The pictures told the visual story of the couple's years together - of how they had met when she was 12 and he 16, and got married when she was still in high school. They told the tale of their electrical contracting business in Port Richey, of the three children they had raised, of the network of friends they had made.
The intensity of their love came through, the woman told her. Many other employees had been moved by the pictures and discussed the Faulkners' story during their breaks. They were praying for her husband.
Faulkner talks about the hospital employee while sitting on the back porch of her Port Richey home. Now recovered, Bill sits next to her, listening to his wife describe the story of her first book, the self-published "I Must Be In Heaven, A Promise Kept."
She still celebrates the Royal Palm Literary Award from the Florida Writers Association, which gave her first place in the published-memoir category.
Faulkner talks easily, as if sharing stories with a neighbor over coffee. The back porch became her office, she explains, where she wrote the book. She tried writing in formal, academic prose, but it didn't work. She reverted to the language neighbors use over coffee.
"I found out to say it like it is," she said. "If I don't know big words, so what?"
Evidently the style has worked, she said, because after reading excerpts from the book, the editor of Christian Fiction Online Magazine, www.christianfictiononline magazine.com, invited her to write an online column.
The book tells two stories. One is the Faulkners' love story. They were married only days before he was sent to Vietnam.
"I hadn't graduated from high school, and I wasn't pregnant," she said, laughing.
The other tale is his time in the hospital, a time that began with fear.
But the woman who was raised as a Presbyterian in Long Island said her lifelong faith allowed her to move beyond fear into a deeper understanding of life's sweetness.

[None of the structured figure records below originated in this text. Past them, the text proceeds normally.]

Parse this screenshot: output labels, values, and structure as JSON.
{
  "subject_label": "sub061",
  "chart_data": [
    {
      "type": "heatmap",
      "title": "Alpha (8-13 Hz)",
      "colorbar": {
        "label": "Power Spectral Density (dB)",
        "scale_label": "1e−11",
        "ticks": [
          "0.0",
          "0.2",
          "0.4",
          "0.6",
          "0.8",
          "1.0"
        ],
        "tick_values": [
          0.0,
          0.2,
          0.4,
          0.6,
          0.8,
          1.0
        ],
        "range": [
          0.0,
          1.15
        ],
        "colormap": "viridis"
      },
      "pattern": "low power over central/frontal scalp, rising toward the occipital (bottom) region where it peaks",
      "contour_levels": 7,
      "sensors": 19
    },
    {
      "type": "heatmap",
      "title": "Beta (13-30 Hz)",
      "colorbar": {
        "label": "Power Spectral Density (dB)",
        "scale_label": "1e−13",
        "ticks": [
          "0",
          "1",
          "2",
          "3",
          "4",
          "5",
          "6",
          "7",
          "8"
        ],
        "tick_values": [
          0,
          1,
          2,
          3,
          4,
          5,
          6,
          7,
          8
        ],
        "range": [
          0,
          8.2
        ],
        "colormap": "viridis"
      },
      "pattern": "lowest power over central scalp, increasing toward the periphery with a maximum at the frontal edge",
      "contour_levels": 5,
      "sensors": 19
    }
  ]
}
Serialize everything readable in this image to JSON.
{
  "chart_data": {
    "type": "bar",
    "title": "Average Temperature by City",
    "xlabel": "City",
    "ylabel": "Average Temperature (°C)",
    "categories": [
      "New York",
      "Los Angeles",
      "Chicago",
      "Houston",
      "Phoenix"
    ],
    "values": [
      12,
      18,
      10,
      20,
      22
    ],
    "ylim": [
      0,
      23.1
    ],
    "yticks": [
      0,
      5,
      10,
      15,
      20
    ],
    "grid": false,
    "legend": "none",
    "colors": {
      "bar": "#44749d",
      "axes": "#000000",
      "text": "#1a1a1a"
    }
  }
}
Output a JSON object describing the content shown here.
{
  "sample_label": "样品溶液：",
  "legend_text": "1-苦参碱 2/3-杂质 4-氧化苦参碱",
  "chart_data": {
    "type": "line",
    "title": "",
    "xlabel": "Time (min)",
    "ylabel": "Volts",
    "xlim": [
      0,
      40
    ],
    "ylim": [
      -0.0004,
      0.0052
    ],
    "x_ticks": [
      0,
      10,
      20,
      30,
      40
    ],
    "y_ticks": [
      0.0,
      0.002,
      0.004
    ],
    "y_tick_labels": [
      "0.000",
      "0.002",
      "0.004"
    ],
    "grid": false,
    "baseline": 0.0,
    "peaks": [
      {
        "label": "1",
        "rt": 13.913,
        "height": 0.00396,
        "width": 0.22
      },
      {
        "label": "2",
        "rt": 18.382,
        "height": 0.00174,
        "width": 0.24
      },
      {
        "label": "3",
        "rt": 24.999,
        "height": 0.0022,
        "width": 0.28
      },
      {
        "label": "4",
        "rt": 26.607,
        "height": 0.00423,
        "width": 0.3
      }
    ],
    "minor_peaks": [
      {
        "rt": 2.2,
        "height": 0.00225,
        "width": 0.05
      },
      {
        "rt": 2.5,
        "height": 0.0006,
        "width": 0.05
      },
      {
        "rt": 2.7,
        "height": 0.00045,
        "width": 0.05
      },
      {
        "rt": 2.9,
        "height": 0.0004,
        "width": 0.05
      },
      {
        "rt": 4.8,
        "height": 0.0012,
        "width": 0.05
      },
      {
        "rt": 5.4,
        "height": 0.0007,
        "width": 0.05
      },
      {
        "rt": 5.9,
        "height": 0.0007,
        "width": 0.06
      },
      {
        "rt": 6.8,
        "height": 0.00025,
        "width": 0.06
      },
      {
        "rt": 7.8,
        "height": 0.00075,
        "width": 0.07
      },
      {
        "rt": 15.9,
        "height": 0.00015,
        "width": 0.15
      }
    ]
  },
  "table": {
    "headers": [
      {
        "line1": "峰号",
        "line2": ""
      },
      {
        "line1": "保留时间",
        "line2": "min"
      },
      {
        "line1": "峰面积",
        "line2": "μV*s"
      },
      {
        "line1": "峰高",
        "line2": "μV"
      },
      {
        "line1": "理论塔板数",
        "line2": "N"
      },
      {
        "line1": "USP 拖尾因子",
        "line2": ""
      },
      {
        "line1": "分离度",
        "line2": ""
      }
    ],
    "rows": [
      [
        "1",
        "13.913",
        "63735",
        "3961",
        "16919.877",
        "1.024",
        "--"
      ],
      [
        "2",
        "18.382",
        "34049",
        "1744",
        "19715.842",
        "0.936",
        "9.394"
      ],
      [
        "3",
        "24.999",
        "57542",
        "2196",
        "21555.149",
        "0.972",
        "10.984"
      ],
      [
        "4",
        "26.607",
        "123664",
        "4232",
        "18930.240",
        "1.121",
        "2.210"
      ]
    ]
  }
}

The result became moments of grace, when the need for a cigarette resulted in the connection that came from meeting the woman in the hospital. She recounts how, like the woman, strangers were drawn into Bill's story and began to pray for him. In turn, she prayed for the loved ones of people she met in the hospital.
Her eyes fill with tears.
"It started to click: We're all like vines that are intertwined with one another," she said. "If we allow ourselves to interweave with one another, it's a wonderful place to exist in."
The story's title comes from the first words Bill spoke after his illness. Looking around the hospital room and seeing his wife, he said, "I must be in heaven."
Faulkner expected her target audience to be middle-age women, but has found teenagers and men also respond to the book.
"I think everybody wants to believe there are still miracles in today's world," she said.
The book has opened the door to more writing possibilities. Readers have already requested a sequel.
"I'm still a wife, and a mom, and a grandma, even an electrician, but it's nice to know, that God knew I had even more to offer, and in the most extraordinary way brought it to my attention," Faulkner wrote in an e-mail.